I have to admit I was absolutely terrified to read. Usually reading or speaking at rituals are no big deal but I got my cousin Stacy to make faces at me so I wouldn’t cry. She and Jon got roped into carrying fire at the service and wearing robes as acolytes. I tried to get them to take some earth and water with them since the water was already there but no go. But Stacy said she thought about doing it Sunday. I’m glad Jon’s wife Carol sat with Alison and I in the pew. Geez, why do they make family members sit in front? What happened to the booth in the back in the dark? Everyone sees you leaking like a sieve if you sit in front. Plus Alison and I weren’t exactly participating just being respectfully quiet. The second part was more like a pagan memorial. I loved meeting Cam’s friends.

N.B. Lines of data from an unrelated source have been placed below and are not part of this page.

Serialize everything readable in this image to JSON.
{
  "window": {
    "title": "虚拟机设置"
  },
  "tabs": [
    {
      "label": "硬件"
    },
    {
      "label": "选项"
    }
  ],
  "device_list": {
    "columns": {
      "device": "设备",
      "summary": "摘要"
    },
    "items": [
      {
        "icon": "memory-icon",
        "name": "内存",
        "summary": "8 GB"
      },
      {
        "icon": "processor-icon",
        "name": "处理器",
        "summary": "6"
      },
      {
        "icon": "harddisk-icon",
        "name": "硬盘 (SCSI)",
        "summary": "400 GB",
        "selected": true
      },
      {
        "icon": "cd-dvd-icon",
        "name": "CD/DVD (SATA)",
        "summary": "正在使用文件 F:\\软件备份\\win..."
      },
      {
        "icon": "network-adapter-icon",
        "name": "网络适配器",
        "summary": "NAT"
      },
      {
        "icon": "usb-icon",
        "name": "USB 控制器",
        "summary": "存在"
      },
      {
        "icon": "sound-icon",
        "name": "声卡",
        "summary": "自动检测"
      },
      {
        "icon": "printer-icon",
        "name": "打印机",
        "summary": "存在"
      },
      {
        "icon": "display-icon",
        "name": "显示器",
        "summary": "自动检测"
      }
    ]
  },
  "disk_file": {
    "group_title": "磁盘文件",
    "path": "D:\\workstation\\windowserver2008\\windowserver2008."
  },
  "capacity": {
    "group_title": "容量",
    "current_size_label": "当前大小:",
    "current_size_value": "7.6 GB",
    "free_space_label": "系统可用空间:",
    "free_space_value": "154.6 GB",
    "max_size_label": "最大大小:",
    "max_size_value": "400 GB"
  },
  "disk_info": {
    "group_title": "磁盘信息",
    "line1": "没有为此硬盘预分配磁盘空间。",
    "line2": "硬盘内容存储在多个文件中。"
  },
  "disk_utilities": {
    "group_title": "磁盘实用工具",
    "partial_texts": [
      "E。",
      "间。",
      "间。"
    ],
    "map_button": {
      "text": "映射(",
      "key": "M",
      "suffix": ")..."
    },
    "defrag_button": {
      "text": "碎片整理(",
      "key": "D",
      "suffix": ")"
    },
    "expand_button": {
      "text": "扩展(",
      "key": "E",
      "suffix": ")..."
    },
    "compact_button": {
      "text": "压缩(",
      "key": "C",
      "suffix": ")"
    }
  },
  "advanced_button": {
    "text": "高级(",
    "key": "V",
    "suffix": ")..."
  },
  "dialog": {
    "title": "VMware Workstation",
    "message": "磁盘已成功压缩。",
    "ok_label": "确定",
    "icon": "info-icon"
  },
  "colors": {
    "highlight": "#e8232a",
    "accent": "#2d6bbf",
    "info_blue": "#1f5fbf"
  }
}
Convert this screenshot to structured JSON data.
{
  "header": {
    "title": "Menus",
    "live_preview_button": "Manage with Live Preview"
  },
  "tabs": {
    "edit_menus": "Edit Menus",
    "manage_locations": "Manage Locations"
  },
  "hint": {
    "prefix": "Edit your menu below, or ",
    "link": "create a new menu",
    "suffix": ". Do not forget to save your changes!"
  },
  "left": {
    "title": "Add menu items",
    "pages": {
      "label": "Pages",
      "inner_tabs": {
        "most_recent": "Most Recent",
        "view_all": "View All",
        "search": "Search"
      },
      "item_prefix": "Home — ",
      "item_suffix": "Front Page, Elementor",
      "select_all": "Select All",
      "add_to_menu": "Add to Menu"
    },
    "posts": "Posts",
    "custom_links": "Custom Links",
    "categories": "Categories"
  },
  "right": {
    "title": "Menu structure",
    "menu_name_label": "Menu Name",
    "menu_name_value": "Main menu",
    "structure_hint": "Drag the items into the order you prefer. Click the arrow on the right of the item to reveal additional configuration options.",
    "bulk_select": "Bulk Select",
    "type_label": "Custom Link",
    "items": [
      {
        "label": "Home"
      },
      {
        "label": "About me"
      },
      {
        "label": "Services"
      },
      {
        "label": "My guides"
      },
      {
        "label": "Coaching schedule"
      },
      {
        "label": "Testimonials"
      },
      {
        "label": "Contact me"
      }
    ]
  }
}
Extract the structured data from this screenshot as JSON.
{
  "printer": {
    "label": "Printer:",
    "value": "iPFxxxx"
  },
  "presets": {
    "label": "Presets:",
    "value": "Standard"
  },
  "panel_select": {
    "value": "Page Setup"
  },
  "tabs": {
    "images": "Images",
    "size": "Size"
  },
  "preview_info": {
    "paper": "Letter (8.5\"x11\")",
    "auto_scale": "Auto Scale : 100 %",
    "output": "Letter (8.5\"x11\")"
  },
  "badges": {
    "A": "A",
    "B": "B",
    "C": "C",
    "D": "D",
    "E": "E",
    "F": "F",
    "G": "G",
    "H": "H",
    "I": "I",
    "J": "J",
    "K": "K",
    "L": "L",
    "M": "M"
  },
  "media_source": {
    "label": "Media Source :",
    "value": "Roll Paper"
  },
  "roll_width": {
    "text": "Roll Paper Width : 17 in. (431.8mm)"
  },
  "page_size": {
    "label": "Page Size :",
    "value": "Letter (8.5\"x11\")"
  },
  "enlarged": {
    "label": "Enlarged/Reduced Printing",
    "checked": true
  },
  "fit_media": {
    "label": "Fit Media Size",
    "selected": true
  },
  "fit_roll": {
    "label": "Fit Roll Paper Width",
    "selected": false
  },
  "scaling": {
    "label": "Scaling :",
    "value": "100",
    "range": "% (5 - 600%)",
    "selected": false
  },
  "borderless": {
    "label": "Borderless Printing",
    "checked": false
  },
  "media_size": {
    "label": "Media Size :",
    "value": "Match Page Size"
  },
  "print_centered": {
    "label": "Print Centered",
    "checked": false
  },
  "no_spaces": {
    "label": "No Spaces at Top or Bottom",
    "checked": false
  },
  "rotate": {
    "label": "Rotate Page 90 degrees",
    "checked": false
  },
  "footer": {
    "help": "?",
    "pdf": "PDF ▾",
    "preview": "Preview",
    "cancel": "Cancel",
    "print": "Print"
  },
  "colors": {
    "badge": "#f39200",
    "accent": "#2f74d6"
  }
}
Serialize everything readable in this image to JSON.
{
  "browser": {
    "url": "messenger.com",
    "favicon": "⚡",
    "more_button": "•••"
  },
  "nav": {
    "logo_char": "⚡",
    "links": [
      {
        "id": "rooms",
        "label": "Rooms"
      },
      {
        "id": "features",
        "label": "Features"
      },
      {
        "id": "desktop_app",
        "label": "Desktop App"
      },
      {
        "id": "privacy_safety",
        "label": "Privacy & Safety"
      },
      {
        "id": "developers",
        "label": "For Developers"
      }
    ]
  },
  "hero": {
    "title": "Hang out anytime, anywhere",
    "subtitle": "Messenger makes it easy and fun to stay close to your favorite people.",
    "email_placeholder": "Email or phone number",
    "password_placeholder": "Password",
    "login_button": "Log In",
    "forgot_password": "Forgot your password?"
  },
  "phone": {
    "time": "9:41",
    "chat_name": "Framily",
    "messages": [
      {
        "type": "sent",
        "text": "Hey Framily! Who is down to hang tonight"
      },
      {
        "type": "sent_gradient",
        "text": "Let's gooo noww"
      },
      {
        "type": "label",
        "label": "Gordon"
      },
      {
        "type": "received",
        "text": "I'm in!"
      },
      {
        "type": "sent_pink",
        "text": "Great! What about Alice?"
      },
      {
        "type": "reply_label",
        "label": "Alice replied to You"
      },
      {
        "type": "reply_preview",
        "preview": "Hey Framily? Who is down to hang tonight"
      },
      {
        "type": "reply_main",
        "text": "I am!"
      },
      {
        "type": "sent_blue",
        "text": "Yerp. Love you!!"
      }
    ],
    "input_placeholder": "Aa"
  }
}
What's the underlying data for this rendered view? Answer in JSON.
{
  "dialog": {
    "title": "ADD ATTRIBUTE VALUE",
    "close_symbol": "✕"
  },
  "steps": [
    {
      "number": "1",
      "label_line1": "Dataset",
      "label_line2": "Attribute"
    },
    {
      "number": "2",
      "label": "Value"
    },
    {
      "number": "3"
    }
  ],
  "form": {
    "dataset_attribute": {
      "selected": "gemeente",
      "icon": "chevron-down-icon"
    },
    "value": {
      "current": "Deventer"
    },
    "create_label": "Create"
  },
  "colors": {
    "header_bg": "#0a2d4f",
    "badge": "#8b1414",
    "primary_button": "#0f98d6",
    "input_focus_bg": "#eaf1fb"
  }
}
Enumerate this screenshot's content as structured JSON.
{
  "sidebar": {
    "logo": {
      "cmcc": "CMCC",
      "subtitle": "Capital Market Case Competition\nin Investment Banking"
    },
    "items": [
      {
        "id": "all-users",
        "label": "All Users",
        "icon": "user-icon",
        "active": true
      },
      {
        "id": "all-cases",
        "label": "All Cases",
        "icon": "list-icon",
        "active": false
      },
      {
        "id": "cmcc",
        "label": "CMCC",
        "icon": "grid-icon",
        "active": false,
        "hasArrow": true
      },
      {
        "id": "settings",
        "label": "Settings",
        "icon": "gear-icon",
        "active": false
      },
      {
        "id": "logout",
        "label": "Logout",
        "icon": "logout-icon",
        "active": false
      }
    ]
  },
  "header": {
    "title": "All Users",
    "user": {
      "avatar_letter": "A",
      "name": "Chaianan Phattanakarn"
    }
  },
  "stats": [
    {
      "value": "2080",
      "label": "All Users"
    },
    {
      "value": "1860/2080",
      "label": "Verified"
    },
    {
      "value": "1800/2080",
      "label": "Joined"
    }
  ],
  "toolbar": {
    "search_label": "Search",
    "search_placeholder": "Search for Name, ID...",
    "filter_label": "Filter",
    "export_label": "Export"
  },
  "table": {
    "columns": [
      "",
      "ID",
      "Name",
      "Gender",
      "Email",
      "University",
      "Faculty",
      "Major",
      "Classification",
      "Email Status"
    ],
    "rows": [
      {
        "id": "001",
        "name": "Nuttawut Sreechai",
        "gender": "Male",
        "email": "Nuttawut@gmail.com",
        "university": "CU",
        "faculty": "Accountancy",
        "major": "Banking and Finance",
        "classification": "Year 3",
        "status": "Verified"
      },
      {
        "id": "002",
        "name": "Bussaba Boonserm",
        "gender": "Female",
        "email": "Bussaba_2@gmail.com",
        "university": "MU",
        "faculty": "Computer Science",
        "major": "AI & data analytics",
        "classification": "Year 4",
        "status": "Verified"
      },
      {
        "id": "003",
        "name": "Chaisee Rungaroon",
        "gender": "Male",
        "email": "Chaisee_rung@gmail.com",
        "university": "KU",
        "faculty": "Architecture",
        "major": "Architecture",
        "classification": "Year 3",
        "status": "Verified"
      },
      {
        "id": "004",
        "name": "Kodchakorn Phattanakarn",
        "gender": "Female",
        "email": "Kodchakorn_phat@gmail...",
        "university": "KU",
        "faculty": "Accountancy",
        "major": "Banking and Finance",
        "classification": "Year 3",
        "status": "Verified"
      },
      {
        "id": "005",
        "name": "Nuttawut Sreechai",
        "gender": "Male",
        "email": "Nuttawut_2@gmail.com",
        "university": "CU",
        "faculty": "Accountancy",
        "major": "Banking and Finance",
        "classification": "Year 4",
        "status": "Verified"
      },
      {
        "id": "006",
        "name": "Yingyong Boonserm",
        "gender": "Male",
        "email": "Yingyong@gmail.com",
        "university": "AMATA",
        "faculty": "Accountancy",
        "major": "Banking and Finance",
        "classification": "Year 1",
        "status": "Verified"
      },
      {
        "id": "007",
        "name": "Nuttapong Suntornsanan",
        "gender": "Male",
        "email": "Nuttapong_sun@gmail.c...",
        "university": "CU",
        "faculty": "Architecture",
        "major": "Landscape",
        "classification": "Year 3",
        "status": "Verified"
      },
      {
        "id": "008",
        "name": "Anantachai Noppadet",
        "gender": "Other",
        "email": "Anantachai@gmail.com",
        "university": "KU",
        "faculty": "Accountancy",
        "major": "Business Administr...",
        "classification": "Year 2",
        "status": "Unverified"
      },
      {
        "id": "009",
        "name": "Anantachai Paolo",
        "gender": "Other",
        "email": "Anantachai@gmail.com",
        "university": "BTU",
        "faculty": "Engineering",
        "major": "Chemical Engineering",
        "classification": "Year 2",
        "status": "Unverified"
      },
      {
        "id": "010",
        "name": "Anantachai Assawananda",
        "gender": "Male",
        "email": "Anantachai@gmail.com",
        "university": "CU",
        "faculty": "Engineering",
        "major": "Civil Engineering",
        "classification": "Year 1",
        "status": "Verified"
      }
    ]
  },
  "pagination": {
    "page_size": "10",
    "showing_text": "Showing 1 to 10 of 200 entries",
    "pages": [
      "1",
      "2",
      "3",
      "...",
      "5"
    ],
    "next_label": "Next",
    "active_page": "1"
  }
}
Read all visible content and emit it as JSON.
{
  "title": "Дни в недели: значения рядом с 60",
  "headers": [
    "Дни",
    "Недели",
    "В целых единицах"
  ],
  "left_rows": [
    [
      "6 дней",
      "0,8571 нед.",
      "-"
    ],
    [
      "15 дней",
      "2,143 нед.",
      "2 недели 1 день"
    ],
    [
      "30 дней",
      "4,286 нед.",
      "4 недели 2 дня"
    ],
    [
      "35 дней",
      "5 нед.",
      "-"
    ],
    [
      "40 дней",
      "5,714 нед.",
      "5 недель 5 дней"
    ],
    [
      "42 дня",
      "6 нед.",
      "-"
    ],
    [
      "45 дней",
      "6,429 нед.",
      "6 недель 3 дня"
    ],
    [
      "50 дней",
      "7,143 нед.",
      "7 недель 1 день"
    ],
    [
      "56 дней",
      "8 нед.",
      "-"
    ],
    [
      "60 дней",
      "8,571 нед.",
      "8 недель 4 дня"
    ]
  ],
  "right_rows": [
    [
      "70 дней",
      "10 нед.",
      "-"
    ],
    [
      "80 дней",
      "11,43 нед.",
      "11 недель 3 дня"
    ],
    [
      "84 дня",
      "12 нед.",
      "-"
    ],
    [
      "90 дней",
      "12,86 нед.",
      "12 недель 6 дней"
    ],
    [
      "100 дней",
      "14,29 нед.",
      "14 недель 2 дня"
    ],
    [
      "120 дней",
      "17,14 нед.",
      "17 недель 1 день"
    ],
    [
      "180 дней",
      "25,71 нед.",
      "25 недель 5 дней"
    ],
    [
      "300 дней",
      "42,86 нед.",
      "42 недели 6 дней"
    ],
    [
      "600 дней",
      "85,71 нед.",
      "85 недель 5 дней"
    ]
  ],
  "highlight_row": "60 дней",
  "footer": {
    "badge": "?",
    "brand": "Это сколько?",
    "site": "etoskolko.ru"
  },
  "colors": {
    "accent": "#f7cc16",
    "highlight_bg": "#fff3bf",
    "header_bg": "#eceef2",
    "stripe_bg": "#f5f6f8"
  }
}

It turned out one of mine was there and knew Cam. He knew Donavan, bigreddee. I used to work with him at Prudential where the out gay people were few and far between.
When I came out my lover and I joined Pasadena City College’s GLSU ( it was ’79 before all the extra initals) and promptly got dumped and gained a lot of gay big brothers. I realized that I have missed that energy in my life since most of them have gone to the big disco in the sky, mostly I miss Art, my best friend. He used to insist on taking me with him to cruise Griffith Park and wondered why no one would come up to him, silly man. Scott gave me the best gift. Cam had taken a picture of Art and I in the Parade and it was in one of Cam’s scrapbooks.
I felt very comforted on Saturday to know Cam had so many wonderful people loving him. I was really pleased to finally meet some LJ’er’s. Because I had read so many of your thoughts about Cam.